Bigger coin-sized bindis right down to tiny ones have all had peaks and troughs in popularity. There are also regional preferences: Bengali women are said to prefer larger teeps, mostly in shades of red and maroon while in the north smaller bindis reign. South India loves both when it comes to pottus. Even the positions of bindis move according to fashion, from the middle of the forehead in the 1960s to right in between the eyebrows subsequently.
The absence of a bindi/pottu/teep in many fashion edits these days when featuring sarees is probably linked to Western notions of perfect beauty that has no tradition of facial accessories. But in India the aesthetic is very different. Apart from the bindi marking the sixth chakra (between the eyebrows) which imbues energy and strengthens concentration, it also draws attention to what is often the Indian woman’s most captivating facial feature: her eyes.

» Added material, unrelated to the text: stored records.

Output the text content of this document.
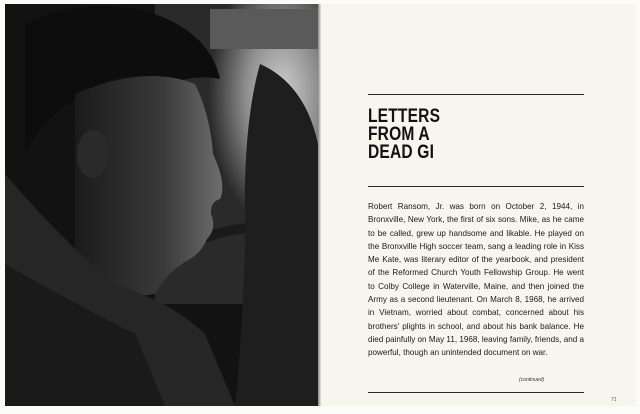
LETTERS
FROM A
DEAD GI

Robert Ransom, Jr. was born on October 2, 1944, in Bronxville, New York, the first of six sons. Mike, as he came to be called, grew up handsome and likable. He played on the Bronxville High soccer team, sang a leading role in Kiss Me Kate, was literary editor of the yearbook, and president of the Reformed Church Youth Fellowship Group. He went to Colby College in Waterville, Maine, and then joined the Army as a second lieutenant. On March 8, 1968, he arrived in Vietnam, worried about combat, concerned about his brothers' plights in school, and about his bank balance. He died painfully on May 11, 1968, leaving family, friends, and a powerful, though an unintended document on war.

(continued)
71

Children who attend schools where traditional Indian accessories like the bindi are not part of the uniform they wear for a large part of the day, grow up unused to them and hesitate when faced with using them later. Besides bindi, the other casualty of this unwitting deracination is the south Indian practice of girls wearing small garlands of flowers in their hair. The younger generation is increasingly chary of gajras, as they are not familiar with them.
But the ferocity of the social media reaction against Nalli—albeit based on the wrong assumption that the bindi is an exclusively Hindu symbol—reiterates that the dot has its devoted adherents. It is time that India’s creative community realises how deeply the bindi is embedded in Indian sensibilities and strives to embrace this very Indian accessory and rather than exclude it because of mistaken notions of “inclusiveness” or cosmopolitanism.
The author is a freelance writer. Views expressed in the above piece are personal and solely that of the author. They do not necessarily reflect Firstpost’s views.